Hungarian journalist and politician

Sándor Haraszti (18 November 1897 – 19 January 1982) was a Hungarian journalist and politician.

== Biography ==
Harszati was born in the family of a coachman. After graduating from school, he became a railway worker at the MÁV. During the Hungarian Soviet Republic, Haraszti fought in the Ranks of the Hungarian Red Army.

In 1919, he joined the Hungarian Social Democratic Party (MSZDP) in Pécs and went into exile in 1921 in the Kingdom of Yugoslavia. He then worked in Bač as an editor for the Hungarian-language newspaper Bács-megyei Naplóas. After returning to Hungary in 1929, he joined the illegal Hungarian Communist Party (KMP) as a member and was particularly involved in cultural work. In 1930, he became editor of the Kolozsvár newspaper Korunk and was repeatedly arrested for his illegal communist activities. In June 1944, as a member of the Peace Party (successor of the KMP). After the occupation of Hungary by the German Wehrmacht, he took part in armed struggles of the underground movement.

After the end of the Second World War, Haraszti was between 1945 and 1948 the editor of the Budapest daily newspaper Szabadság and then in 1948 deputy head of the Agitation and Propaganda Department of the Central Committee of the Hungarian Working People's Party (MDP), which was founded after upon the merger of the KMP and MSZDP.

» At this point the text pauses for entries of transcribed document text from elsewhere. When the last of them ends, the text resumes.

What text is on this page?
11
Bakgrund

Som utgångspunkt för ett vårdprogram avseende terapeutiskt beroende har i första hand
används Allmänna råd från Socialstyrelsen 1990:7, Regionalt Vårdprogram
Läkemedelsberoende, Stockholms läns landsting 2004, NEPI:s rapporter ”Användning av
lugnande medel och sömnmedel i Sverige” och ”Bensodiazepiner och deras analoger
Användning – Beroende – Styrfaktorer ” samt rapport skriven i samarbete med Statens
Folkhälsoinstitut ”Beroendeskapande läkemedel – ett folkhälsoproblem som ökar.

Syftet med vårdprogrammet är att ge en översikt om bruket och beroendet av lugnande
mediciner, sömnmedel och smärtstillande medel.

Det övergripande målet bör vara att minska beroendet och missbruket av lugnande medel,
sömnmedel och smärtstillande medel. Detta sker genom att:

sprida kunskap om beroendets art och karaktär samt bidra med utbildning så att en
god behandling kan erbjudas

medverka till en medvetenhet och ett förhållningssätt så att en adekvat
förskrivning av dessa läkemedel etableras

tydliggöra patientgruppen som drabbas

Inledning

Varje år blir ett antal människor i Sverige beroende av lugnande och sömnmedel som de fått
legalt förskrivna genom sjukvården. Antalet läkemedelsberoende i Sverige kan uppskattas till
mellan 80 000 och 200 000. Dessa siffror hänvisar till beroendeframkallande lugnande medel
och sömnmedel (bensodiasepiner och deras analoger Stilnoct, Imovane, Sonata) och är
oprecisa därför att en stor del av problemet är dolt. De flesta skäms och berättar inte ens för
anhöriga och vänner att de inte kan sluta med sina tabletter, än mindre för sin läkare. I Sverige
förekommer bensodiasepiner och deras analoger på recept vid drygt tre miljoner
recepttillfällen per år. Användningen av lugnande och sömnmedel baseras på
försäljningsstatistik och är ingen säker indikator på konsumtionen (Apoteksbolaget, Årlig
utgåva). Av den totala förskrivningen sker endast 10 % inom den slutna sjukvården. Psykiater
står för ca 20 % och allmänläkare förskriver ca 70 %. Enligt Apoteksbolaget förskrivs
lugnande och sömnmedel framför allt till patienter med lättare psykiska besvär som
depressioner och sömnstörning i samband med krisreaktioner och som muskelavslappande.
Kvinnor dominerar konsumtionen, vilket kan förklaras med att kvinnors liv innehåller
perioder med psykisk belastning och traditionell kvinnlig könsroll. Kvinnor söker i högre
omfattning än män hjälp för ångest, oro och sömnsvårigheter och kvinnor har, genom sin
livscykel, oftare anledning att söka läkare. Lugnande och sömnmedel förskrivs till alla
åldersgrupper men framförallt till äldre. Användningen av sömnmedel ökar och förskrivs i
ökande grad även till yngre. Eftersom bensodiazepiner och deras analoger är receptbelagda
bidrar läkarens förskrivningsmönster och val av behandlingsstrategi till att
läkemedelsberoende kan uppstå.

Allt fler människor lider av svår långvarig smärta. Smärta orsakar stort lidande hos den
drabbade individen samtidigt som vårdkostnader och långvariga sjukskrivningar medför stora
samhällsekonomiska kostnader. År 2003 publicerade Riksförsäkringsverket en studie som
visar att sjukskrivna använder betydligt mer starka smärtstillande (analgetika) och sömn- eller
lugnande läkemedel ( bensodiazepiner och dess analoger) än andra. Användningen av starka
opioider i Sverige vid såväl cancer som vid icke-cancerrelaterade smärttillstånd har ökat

In 1949, during the Rákosi era, he became director of the Athanaeum Publishing House, before he was arrested in 1950 for alleged anti-party activities and initially sentenced to death. The sentence was later commuted to life imprisonment. In the course of the cautious liberalization and de-Stalinization during the first government of Prime Minister Imre Nagy, he was rehabilitated and released from prison in 1954 together with numerous other victims of the show and secret trials. He then became editor of the newspaper Béke és Szabadság, but was dismissed in October 1955 for another deviation from the party line of Mátyás Rákosi. Together with other writers and journalists, he signed a memorandum for the release of political dissident Miklós Vásárhelyi. In July 1956 he was also expelled from the MDP and the journalists' association (MÚOSZ).

In October 1956, during the Hungarian uprising, Haraszti became editor-in-chief of the newly founded Népszabadság, Hungary's largest-circulation national daily. In the course of the suppression of the uprising with the support of the Soviet Army, he fled together with Imre Nagy on November 4, 1956, to the Yugoslav embassy, which was then surrounded by Soviet tanks for three weeks. He left the embassy with Nagy on November 22, 1956, but was arrested and deported to Snagov in Romania for solitary confinement. His successor as editor-in-chief of Népszabadság then became Dezső Nemes in January 1957.

In 1958 Haraszti was brought back to Budapest and sentenced to six years in prison before the sentence was released under an amnesty decreed by Hungarian Socialist Workers' Party Secretary General János Kádár in 1960. From 1960 to 1980 he worked as an editor at the Academy Publishing House (Akadémiai Kiadó), which published encyclopedias.